Mitochondrial diseases are the most common inheritable metabolic diseases, due to defects in oxidative phosphorylation. They are caused by mutations of nuclear or mitochondrial DNA in genes involved in mitochondrial function. The peculiarity of “mitochondrial DNA genetics rules” in part explains the marked phenotypic variability, the complexity of genotype-phenotype correlations and the challenge of genetic counseling. The new massive genetic sequencing technologies have changed the diagnostic approach, enhancing mitochondrial DNA-related syndromes diagnosis and often avoiding the need of a tissue biopsy.

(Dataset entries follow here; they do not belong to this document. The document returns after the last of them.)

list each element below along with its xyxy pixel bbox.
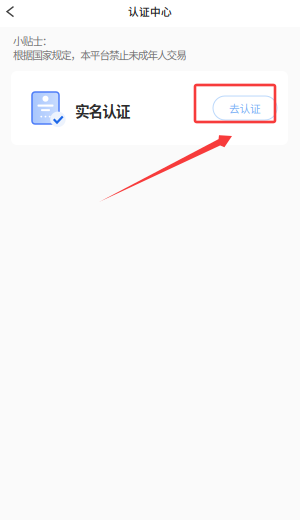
- staticText: 认证中心: [128, 3, 172, 19]
- button[interactable]: 去认证: [213, 96, 277, 120]
- staticText: 根据国家规定，本平台禁止未成年人交易: [13, 47, 187, 62]
- staticText: 小贴士：: [13, 33, 53, 48]
- button[interactable]: Back: [0, 0, 25, 27]
- staticText: 去认证: [229, 100, 261, 116]
- staticText: 实名认证: [75, 100, 131, 121]
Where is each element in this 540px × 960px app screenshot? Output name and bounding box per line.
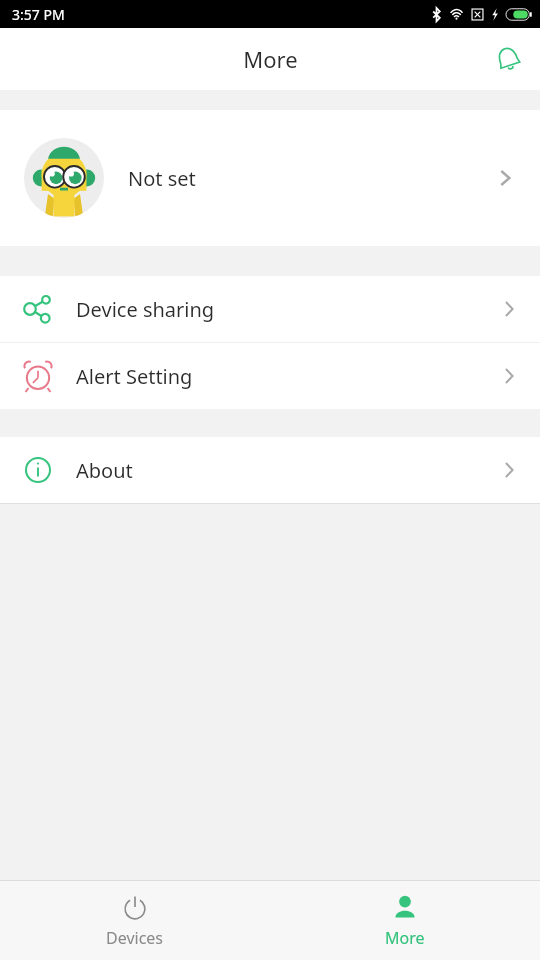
- button[interactable]: Device sharing: [0, 276, 540, 342]
- staticText: Device sharing: [76, 296, 215, 323]
- staticText: More: [385, 927, 425, 949]
- button[interactable]: Notifications off: [484, 35, 532, 83]
- staticText: About: [76, 457, 133, 484]
- button[interactable]: About: [0, 437, 540, 503]
- button[interactable]: Not set: [0, 110, 540, 246]
- staticText: Alert Setting: [76, 363, 193, 390]
- staticText: More: [243, 44, 298, 74]
- staticText: 3:57 PM: [12, 5, 65, 24]
- button[interactable]: More: [270, 881, 540, 960]
- button[interactable]: Alert Setting: [0, 343, 540, 409]
- staticText: Devices: [106, 927, 164, 949]
- button[interactable]: Devices: [0, 881, 270, 960]
- staticText: Not set: [128, 165, 196, 192]
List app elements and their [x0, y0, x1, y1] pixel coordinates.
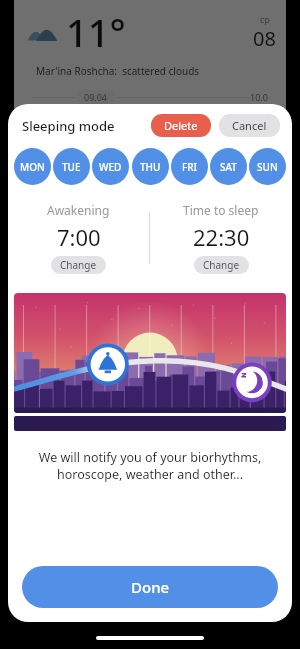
staticText: cp	[260, 13, 270, 25]
staticText: Sleeping mode	[22, 117, 115, 135]
staticText: SAT	[220, 160, 237, 174]
button[interactable]: Done	[22, 566, 278, 608]
button[interactable]: THU	[132, 148, 169, 185]
button[interactable]: TUE	[53, 148, 90, 185]
staticText: SUN	[257, 160, 278, 174]
button[interactable]: Change	[194, 256, 249, 274]
button[interactable]: SUN	[249, 148, 286, 185]
staticText: MON	[20, 160, 45, 174]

Here we present the most common phenotypes associated with a mitochondrial DNA mutation with the recent advances in diagnosis and in therapeutic perspectives.

线粒体疾病是最常见的可遗传代谢疾病，归因于氧化磷酸化的缺陷。它们是由与线粒体功能有关的基因中的核或线粒体DNA突变引起的。“线粒体DNA遗传学规则”的特殊性在一定程度上解释了明显的表型变异性，基因型-表型相关性的复杂性以及遗传咨询的挑战。新的大规模基因测序技术改变了诊断方法，增强了线粒体DNA相关综合征的诊断，并通常避免了组织活检的需要。

在这里，我们介绍与线粒体DNA突变相关的最常见的表型，以及在诊断和治疗方面的最新进展。